Neither proposal is new. But both resurfaced this week — the interstate because a feasibility study for the project is now under way, the streetcar because its supporters applied for a second round of federal grants for transit projects.
Let’s look at each one.
The highway, dubbed I-3 in honor of the Army’s 3rd Infantry Division, based at Fort Stewart near Savannah, was pushed in the mid-2000s by two then-members of Congress from Georgia: Reps. Max Burns and Charlie Norwood.
We certainly need to route traffic, particularly cargo, around Atlanta to reduce congestion here. But a new interstate from Savannah to Knoxville promises little improvement.
You’d be hard-pressed to find a route that’s significantly shorter than just going through South Carolina on the existing I-95, I-26 and I-40.
Georgia has already spent more than $250 million four-laning a path between Augusta and Savannah, perhaps the most justifiable segment of I-3. But the highway’s proponents have hardly bothered to try to justify it on what you might call transportation grounds.
Instead, they speak mostly of the economic development the freeway might bring to the eastern part of the state. I hope they don’t mean the kind of economic development that has so far eluded I-16 between Macon and Savannah, and I-185 on the way to Columbus.
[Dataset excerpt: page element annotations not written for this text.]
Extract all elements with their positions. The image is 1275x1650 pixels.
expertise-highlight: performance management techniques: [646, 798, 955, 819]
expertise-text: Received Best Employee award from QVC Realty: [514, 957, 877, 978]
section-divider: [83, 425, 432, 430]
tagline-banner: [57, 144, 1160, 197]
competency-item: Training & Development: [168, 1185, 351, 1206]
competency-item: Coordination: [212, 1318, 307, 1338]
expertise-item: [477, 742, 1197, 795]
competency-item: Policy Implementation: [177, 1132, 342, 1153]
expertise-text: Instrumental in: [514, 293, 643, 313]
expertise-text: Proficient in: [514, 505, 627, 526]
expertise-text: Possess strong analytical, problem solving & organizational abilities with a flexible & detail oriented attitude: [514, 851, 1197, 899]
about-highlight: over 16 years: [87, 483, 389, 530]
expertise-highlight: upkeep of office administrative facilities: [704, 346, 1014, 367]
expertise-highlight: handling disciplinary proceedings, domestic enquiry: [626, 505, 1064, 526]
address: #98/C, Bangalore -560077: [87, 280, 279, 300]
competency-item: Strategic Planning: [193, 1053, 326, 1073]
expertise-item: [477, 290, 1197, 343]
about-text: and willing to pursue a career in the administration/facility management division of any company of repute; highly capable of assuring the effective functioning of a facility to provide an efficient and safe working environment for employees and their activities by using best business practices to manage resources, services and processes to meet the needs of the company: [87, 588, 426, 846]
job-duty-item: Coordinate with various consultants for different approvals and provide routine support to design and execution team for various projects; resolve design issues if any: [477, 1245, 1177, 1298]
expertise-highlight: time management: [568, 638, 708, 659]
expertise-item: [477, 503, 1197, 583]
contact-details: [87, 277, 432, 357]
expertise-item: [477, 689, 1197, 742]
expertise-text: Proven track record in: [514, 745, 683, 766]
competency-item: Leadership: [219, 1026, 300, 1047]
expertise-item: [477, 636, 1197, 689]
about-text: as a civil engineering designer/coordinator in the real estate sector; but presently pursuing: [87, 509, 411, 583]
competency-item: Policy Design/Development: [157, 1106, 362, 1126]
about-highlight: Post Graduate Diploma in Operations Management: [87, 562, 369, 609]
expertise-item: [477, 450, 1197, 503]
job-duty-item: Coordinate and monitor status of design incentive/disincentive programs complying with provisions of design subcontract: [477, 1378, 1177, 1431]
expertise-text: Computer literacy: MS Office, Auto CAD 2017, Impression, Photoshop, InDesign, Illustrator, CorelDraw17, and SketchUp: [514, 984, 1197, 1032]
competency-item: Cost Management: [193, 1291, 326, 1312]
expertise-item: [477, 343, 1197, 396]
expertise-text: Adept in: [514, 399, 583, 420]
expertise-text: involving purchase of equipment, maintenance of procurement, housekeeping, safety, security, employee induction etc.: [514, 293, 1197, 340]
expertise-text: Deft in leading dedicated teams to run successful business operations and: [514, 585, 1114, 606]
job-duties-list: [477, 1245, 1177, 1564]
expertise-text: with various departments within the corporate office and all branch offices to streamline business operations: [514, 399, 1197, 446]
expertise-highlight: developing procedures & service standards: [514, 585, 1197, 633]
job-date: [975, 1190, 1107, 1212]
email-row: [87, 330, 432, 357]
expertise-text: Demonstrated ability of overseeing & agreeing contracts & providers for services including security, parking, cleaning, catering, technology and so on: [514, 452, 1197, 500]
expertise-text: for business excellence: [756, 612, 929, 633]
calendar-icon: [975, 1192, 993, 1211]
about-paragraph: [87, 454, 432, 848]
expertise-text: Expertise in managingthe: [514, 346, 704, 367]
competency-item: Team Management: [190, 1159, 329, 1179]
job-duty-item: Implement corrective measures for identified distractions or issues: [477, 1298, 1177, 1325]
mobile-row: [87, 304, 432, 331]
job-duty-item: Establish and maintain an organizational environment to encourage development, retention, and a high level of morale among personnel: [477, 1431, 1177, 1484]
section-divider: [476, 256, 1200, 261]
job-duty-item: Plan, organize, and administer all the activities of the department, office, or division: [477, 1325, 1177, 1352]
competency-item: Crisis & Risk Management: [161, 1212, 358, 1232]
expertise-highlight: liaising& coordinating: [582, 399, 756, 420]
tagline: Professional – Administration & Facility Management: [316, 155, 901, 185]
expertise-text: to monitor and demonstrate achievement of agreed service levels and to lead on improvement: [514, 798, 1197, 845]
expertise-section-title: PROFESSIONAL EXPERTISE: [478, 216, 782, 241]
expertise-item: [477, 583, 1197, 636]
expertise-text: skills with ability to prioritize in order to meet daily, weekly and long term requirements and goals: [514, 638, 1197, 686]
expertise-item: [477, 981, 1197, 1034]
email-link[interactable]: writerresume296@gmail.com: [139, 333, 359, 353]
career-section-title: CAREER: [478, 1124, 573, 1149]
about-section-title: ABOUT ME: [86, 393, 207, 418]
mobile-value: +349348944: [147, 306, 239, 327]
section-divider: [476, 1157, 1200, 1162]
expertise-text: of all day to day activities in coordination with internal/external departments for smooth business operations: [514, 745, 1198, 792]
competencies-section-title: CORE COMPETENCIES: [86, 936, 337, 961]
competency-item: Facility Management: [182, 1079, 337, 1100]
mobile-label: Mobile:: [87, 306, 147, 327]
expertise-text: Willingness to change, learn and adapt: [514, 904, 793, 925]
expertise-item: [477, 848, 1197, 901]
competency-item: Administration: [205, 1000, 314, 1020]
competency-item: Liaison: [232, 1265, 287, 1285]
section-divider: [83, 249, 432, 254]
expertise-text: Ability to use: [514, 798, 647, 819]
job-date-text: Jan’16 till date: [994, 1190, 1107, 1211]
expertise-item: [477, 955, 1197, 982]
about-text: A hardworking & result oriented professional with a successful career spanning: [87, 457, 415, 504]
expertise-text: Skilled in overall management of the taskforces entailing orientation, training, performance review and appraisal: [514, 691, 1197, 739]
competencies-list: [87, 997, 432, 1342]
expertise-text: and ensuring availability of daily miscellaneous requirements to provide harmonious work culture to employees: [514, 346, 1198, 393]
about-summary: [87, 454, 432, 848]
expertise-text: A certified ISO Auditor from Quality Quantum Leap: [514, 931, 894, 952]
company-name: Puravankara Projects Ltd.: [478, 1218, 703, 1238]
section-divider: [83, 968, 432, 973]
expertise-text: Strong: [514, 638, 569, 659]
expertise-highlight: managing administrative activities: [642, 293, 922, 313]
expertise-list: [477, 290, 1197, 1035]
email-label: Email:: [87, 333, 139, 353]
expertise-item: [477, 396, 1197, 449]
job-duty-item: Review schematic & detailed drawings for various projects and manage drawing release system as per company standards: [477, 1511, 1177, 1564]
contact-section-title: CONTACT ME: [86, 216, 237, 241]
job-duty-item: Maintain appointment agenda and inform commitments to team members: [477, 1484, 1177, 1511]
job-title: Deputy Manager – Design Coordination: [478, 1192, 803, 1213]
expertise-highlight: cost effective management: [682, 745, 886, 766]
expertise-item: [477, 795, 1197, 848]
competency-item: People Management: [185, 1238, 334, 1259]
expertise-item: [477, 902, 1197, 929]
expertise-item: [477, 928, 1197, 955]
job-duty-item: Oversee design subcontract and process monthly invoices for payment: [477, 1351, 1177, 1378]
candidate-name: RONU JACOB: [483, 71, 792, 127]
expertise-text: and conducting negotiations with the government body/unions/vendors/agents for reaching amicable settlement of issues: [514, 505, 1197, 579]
Transportation dollars will remain scarce, even if regions pass the new one-penny sales tax that the Legislature approved this spring. They must go toward the projects that will improve mobility the most.
That happens to be the best way to attract investment, too, a lesson that also seems lost on those Atlantans pushing the streetcar project.
Tourists would be the biggest beneficiaries of the streetcar, which would run from the aquarium, alongside Centennial Olympic Park, through Fairlie-Poplar, and finally down Auburn Avenue to historic sites from the civil rights era.
Nothing against tourists, but Atlanta’s biggest congestion headaches come from commuting, not tourism, and generally are on highways, not downtown surface streets.
And never mind that MARTA already runs a subway line that comes within a couple of blocks of most of the major destinations, is canceling a little-used bus route that’s very similar to the proposed streetcar’s path, and discontinued a previous tourist trolley in the same area due to poor ridership.
The broader plan also calls for a trolley line along Peachtree Street, north to Brookhaven and south toward Fort McPherson. It’s central to an attempt to create Atlanta’s version of the Champs-Élysées in Paris or Michigan Avenue in Chicago.
Both streets are wonderful, famous — and lack streetcars. Which is inconvenient for the argument that Peachtree needs a streetcar to emulate them.
The Peachtree Streetcar is a prestige project that developers, of course, love. To the degree that it addresses commuting, our biggest transportation need, it casts an eye toward the problems of future residents who might opt to live in a more dense urban setting. Or might not; we don’t know yet.
What we do know is that the “last mile” for real congestion relief lies not on Peachtree, but probably somewhere in Cobb, Gwinnett or north Fulton.
Both I-3 and the streetcar would be swell ideas if we had transportation cash to burn. We don’t. The money we do have needs to chase travelers, not developers.